I am trying to create a spider with the package "Scrapy" that gets a lists of URLs and crawls them. I have searched stackoverflow for an answer but could not find something that will solve the issue.

My script is as follows:

class Try(scrapy.Spider):
   name = "Try"

   def __init__(self, *args, **kwargs):
      super(Try, self).__init__(*args, **kwargs)
      self.start_urls = kwargs.get( "urls" )
      print( self.start_urls )

   def start_requests(self):
      print( self.start_urls )
      for url in self.start_urls:
          yield Request( url , self.parse )

   def parse(self, response):
      d = response.xpath( "//body" ).extract()

When I crawl the spider:

Spider = Try(urls = [r"https://www.example.com"])
process = CrawlerProcess({
'USER_AGENT': 'Mozilla/4.0 (compatible; MSIE 7.0; Windows NT 5.1)'
})

process.crawl(Spider)
process.start()

I get the following info printed while printing self.start_urls:

• In the __init__ function printed on screen is: [r" https://www.example.com "] (as passed to the spider).
• In the start_requests function printed on screen is: None

Why do I get None? Is there another way to approach this issue? or Is there any mistakes in my spider's class?

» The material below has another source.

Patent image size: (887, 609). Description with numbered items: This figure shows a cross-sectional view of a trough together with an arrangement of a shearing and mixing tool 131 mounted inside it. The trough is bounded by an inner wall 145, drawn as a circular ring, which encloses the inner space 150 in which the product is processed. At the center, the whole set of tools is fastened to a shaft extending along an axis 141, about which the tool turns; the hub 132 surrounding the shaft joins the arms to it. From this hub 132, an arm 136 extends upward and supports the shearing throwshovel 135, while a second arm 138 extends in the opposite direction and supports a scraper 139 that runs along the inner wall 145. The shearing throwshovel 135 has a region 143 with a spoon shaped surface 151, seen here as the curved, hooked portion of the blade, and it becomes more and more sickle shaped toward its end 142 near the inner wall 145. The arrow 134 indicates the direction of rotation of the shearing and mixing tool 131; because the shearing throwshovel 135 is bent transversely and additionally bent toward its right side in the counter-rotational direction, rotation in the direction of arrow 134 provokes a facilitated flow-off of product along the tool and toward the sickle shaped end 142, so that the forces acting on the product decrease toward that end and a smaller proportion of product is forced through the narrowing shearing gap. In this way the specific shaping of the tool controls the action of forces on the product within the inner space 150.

Thanks for any help given!

Answer 1

I would suggest to use the Spider Class in process.crawl and pass urls parameters there.

import scrapy
from scrapy.crawler import CrawlerProcess
from scrapy import Request


class Try(scrapy.Spider):
   name = 'Try'

   def __init__(self, *args, **kwargs):
      super(Try, self).__init__(*args, **kwargs)
      self.start_urls = kwargs.get("urls")

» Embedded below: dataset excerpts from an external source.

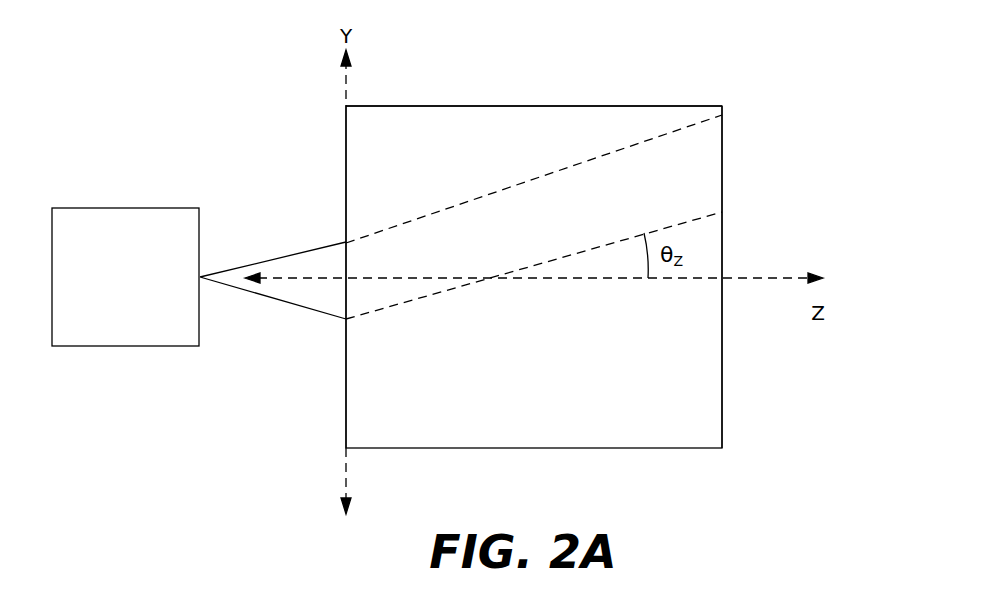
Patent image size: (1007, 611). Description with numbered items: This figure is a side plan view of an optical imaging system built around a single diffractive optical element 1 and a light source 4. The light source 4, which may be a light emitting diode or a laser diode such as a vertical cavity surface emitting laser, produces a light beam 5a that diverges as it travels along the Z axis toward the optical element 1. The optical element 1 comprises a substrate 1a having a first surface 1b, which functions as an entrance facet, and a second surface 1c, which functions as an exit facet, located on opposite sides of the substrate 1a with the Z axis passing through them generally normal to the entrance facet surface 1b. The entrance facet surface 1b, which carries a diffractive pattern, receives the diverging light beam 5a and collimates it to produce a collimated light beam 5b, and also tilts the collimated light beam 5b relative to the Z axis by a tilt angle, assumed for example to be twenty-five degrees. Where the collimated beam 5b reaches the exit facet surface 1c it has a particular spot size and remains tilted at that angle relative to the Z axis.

The diffractive optical element 1 is at (662, 72).
The substrate 1a is at (499, 106).
The first surface 1b is at (346, 347).
The second surface 1c is at (722, 212).
The light source 4 is at (125, 277).
The light beam 5a is at (257, 263).
The collimated light beam 5b is at (547, 175).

   def start_requests(self):
      for url in self.start_urls:
          yield Request( url , self.parse )

   def parse(self, response):
      d = response.xpath("//body").extract()

process = CrawlerProcess({
    'USER_AGENT': 'Mozilla/4.0 (compatible; MSIE 7.0; Windows NT 5.1)'
})

process.crawl(Try, urls=[r'https://www.example.com'])
process.start()

Answer 2

If I run

process.crawl(Try, urls=[r"https://www.example.com"])

then it send urls to Try as I expect. And even I don't need start_requests .

import scrapy

class Try(scrapy.Spider):

   name = "Try"

   def __init__(self, *args, **kwargs):
       super(Try, self).__init__(*args, **kwargs)
       self.start_urls = kwargs.get("urls")

   def parse(self, response):
       print('>>> url:', response.url)
       d = response.xpath( "//body" ).extract()

from scrapy.crawler import CrawlerProcess

process = CrawlerProcess({
'USER_AGENT': 'Mozilla/4.0 (compatible; MSIE 7.0; Windows NT 5.1)'
})
process.crawl(Try, urls=[r"https://www.example.com"])
process.start()

But if I use

spider = Try(urls = ["https://www.example.com"])

process.crawl(spider)

then it looks like it runs new Try without urls and then list is empty.